The following points are often made: (1) The Japanese distribution
system has many small-scale firms, both wholesale and retail, and a
multi-layer structure that consists of many layers of wholesalers. (2)
There seems to be a strong linkage among the domestic producers,
wholesalers, and retailers. It is not easy for new entrants, foreign or
domestic, to penetrate the market. ( 3, p.175)
The Japanese wholesale distribution system has multi-layers of wholesalers
before a product actually reaches the consumer. It is possible for a product to be
sold through as many as, in some cases, twelve wholesalers or more before making
its way to the retailer.
Wholesalers can be classified in many ways. They are classified by the
location and the market in which they operate, but are also classified by the
services they provide.
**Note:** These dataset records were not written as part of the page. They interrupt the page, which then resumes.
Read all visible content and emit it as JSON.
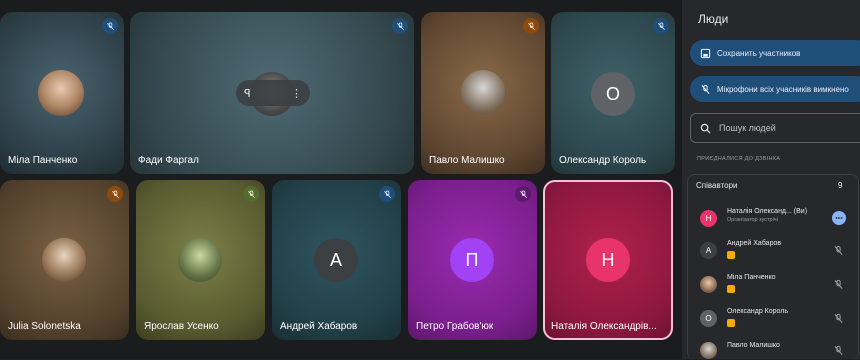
{
  "tiles": [
    {
      "name": "Міла Панченко",
      "mic": "#1f4e79"
    },
    {
      "name": "Фади Фаргал",
      "mic": "#1f4e79"
    },
    {
      "name": "Павло Малишко",
      "mic": "#8a4b0f"
    },
    {
      "name": "Олександр Король",
      "letter": "О",
      "mic": "#1f4e79"
    },
    {
      "name": "Julia Solonetska",
      "mic": "#8a4b0f"
    },
    {
      "name": "Ярослав Усенко",
      "mic": "#556b2f"
    },
    {
      "name": "Андрей Хабаров",
      "letter": "А",
      "mic": "#1f4e79"
    },
    {
      "name": "Петро Грабов'юк",
      "letter": "П",
      "mic": "#5e1a6e"
    },
    {
      "name": "Наталія Олександрів...",
      "letter": "Н",
      "mic": "#6b1030"
    }
  ],
  "panel": {
    "title": "Люди",
    "save_participants": "Сохранить участников",
    "mute_all": "Мікрофони всіх учасників вимкнено",
    "search_placeholder": "Пошук людей",
    "section_label": "ПРИЄДНАЛИСЯ ДО ДЗВІНКА",
    "group_title": "Співавтори",
    "group_count": "9",
    "participants": [
      {
        "letter": "Н",
        "name": "Наталія Олександ... (Ви)",
        "sub": "Організатор зустрічі",
        "color": "#e8336b"
      },
      {
        "letter": "А",
        "name": "Андрей Хабаров",
        "color": "#3c4043"
      },
      {
        "letter": "",
        "name": "Міла Панченко",
        "color": "#5f6368"
      },
      {
        "letter": "О",
        "name": "Олександр Король",
        "color": "#5f6368"
      },
      {
        "letter": "",
        "name": "Павло Малишко",
        "color": "#8a6a4b"
      }
    ]
  },
  "hoverbar": {
    "pin": "ꟼ",
    "more": "⋮"
  },
  "colors": {
    "accent": "#8ab4f8",
    "presenter_pill": "#1f4e79",
    "host": "#e8336b"
  }
}
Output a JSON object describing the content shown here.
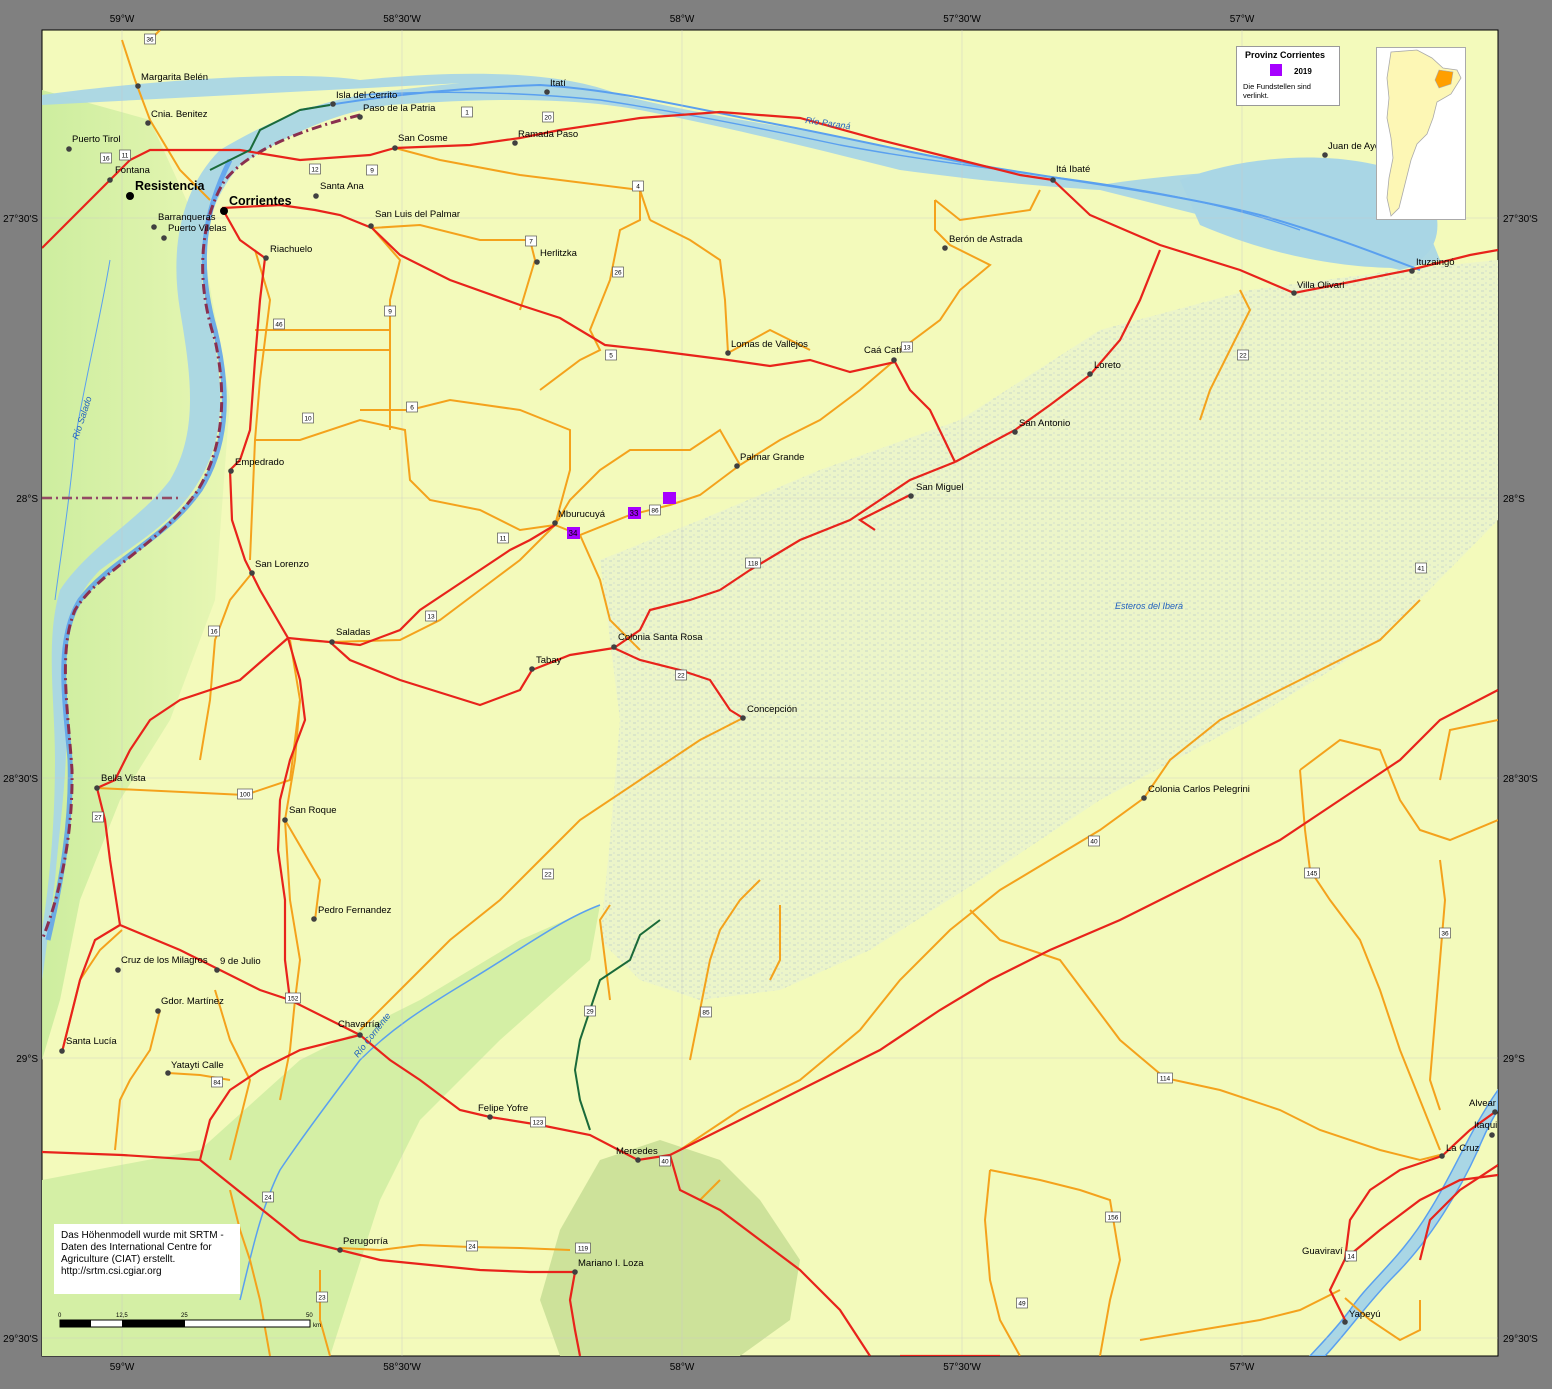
{
  "map": {
    "graticule_labels": {
      "top": [
        "59°W",
        "58°30'W",
        "58°W",
        "57°30'W",
        "57°W"
      ],
      "bottom": [
        "59°W",
        "58°30'W",
        "58°W",
        "57°30'W",
        "57°W"
      ],
      "left": [
        "27°30'S",
        "28°S",
        "28°30'S",
        "29°S",
        "29°30'S"
      ],
      "right": [
        "27°30'S",
        "28°S",
        "28°30'S",
        "29°S",
        "29°30'S"
      ]
    },
    "cities": [
      "Resistencia",
      "Corrientes"
    ],
    "towns": [
      "Margarita Belén",
      "Cnia. Benitez",
      "Puerto Tirol",
      "Fontana",
      "Barranqueras",
      "Puerto Vilelas",
      "Isla del Cerrito",
      "Paso de la Patria",
      "Itatí",
      "San Cosme",
      "Ramada Paso",
      "Santa Ana",
      "San Luis del Palmar",
      "Riachuelo",
      "Herlitzka",
      "Itá Ibaté",
      "Berón de Astrada",
      "Juan de Ayo",
      "Ituzaingó",
      "Villa Olivari",
      "Lomas de Vallejos",
      "Caá Catí",
      "Loreto",
      "San Antonio",
      "Palmar Grande",
      "San Miguel",
      "Mburucuyá",
      "Empedrado",
      "San Lorenzo",
      "Saladas",
      "Colonia Santa Rosa",
      "Tabay",
      "Concepción",
      "Bella Vista",
      "San Roque",
      "Colonia Carlos Pelegrini",
      "Pedro Fernandez",
      "Cruz de los Milagros",
      "9 de Julio",
      "Gdor. Martínez",
      "Santa Lucía",
      "Chavarría",
      "Yatayti Calle",
      "Felipe Yofre",
      "Mercedes",
      "Alvear",
      "Itaqui",
      "La Cruz",
      "Perugorría",
      "Mariano I. Loza",
      "Guaviraví",
      "Yapeyú"
    ],
    "water_labels": [
      "Río Paraná",
      "Río Salado",
      "Esteros del Iberá",
      "Río Corriente"
    ],
    "route_shields": [
      "36",
      "11",
      "16",
      "12",
      "9",
      "1",
      "20",
      "4",
      "7",
      "26",
      "9",
      "46",
      "5",
      "13",
      "10",
      "6",
      "11",
      "86",
      "118",
      "13",
      "16",
      "22",
      "41",
      "22",
      "100",
      "27",
      "40",
      "22",
      "145",
      "36",
      "29",
      "85",
      "152",
      "84",
      "123",
      "40",
      "114",
      "24",
      "24",
      "119",
      "156",
      "14",
      "23",
      "49"
    ],
    "findspots": [
      "33",
      "34"
    ]
  },
  "legend": {
    "title": "Provinz Corrientes",
    "year": "2019",
    "note": "Die Fundstellen sind verlinkt.",
    "swatch_color": "#a600ff"
  },
  "credit": {
    "lines": [
      "Das Höhenmodell wurde mit SRTM -",
      "Daten des International Centre for",
      "Agriculture (CIAT) erstellt.",
      "http://srtm.csi.cgiar.org"
    ]
  },
  "scale_bar": {
    "ticks": [
      "0",
      "12,5",
      "25",
      "50"
    ],
    "unit": "km"
  },
  "colors": {
    "land": "#f3fabb",
    "lowland": "#d6f0a8",
    "water": "#a9d6e5",
    "river": "#5aa0ef",
    "national_road": "#e8231b",
    "provincial_road": "#f4a21c",
    "border": "#8a2f4f",
    "findspot": "#a600ff"
  }
}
Since wholesalers and retailers have become
interdependent, foreign producers not using the wholesale system have found it
difficult to find retailers for their products. Loyalty to producer, wholesaler, and
consumer, often cited as being a major barrier to trade, was also inadvertently
strengthened by the Japanese government when they began to pass laws in order to
protect small and medium size retailers from large retailers.
Beginning in 1990 with the Japanese government's agreement to ease
restrictions to entrance into the market and to change the laws regarding the Large
Store Laws, foreign firms have begun to enter the market in various ways. Some
retailers have chosen to use the established Japanese distribution system, but
others have chosen to use alternative means to entrance. Alternative means to
entrance to the Japanese market include establishing retail stores, direct marketing
techniques, piggy backing, and grey market channels (parallel importation). These
methods of distribution are relatively new to the Japanese market have been very
successful in some cases. These new methods are beginning to take their toll upon
the wholesale distribution system. Many Japanese companies are beginning to
model these alternative methods in opposition to their competitors.
The Japanese wholesale distribution system that has been in place since
feudal times and has characterized the Japanese market as impenetrable and
inefficient, but it has also made the Japanese economy what it is today. Japanese
companies and the Japanese government credit the introduction of Just In Time
(llT) production and Total Quality Control (TQC) to the wholesale distribution
system. Wholesalers perform several functions, such as marketing and research as
well as financing. This frees up funds so that companies can work on improving
production and technology.
This system however is becoming more inefficient as the global economy
becomes more of a reality. With the recent influx of western distribution
alternatives the Japanese economy will begin to change and so will the traditional
Japanese wholesale distribution system.